25/01/2026
Fui ao cinema duas vezes esta semana, com a sensação de ter vivido duas ou mais vidas.
Assisti Valor Sentimental e Hamnet.
Cada um com sua beleza estética, à sua maneira, com roteiros distintos e atuações de tirar o fôlego.
E, entre tantas camadas, algo em comum me atravessou:
há dores que chegam como puro real
brutais, hostis, estranhas.
Não são elementos a serem “superados”,
mas urgem por elaboração lenta, com seus restos e fissuras.
Talvez a arte exista justamente aí.
Não para curar, nem negar ou compreender intelectualmente como defesa
mas para atribuir forma, ritmo, linguagem
ao que, em si, é insuportável.
Como escreve o psicanalista Nasio:
“atribuir um valor simbólico a uma dor que é em si puro real é o único gesto terapêutico que a torna suportável”.

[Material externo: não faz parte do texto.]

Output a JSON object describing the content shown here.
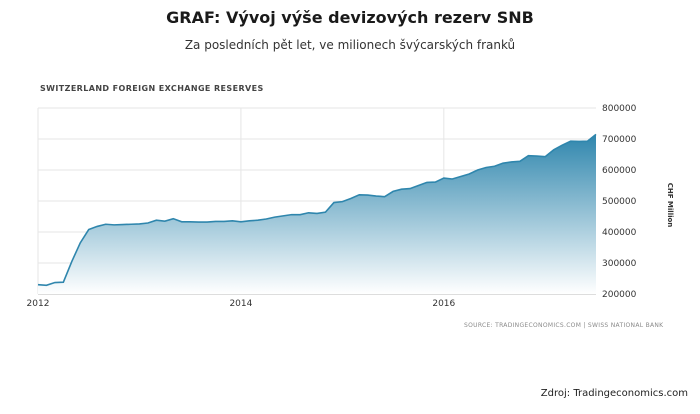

Hamnet e Valor Sentimental não oferecem co***lo fácil.
Não por acaso, um filme se encerra no palco de um teatro e o outro no setting de uma filmagem.

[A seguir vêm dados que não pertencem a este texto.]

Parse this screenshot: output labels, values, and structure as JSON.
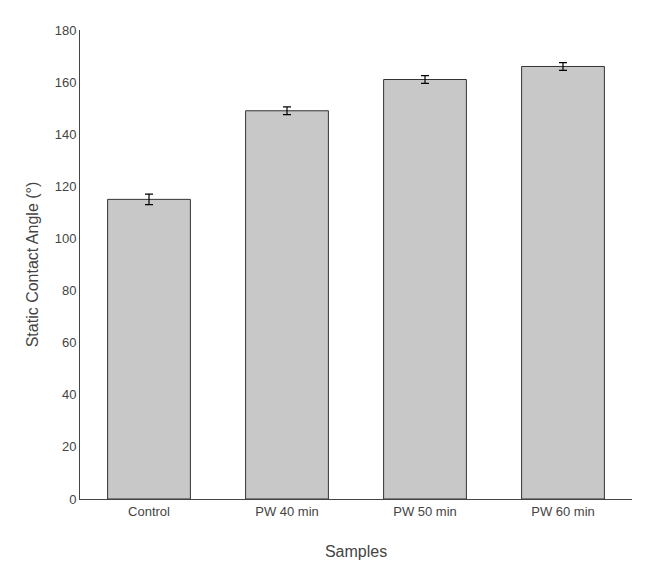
{
  "chart_data": {
    "type": "bar",
    "categories": [
      "Control",
      "PW 40 min",
      "PW 50 min",
      "PW 60 min"
    ],
    "values": [
      115,
      149,
      161,
      166
    ],
    "errors": [
      2,
      1.5,
      1.5,
      1.5
    ],
    "color": "#c8c8c8",
    "xlabel": "Samples",
    "ylabel": "Static Contact Angle (°)",
    "ylim": [
      0,
      180
    ],
    "yticks": [
      0,
      20,
      40,
      60,
      80,
      100,
      120,
      140,
      160,
      180
    ],
    "grid": false
  }
}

A arte é esse espaço onde a dor pode circular sem precisar ser explicada,
mas pode ser transformada em experiência emocional compartilhada
(tão bioniano isso!).
Por isso a arte é tão necessária.
E é também nisso que aposta a psicanálise:
não nos salvar da dor,
mas nos permitir habitá-la juntos.
Sobre o pulso compartilhado no escuro do cinema:
ouvi choros, soluços e o meu próprio coração batendo.
Mas o que mais me impactou foram os momentos
em que a sala ficou completamente muda.
Shakespeare tem razão:
“O resto é silêncio.”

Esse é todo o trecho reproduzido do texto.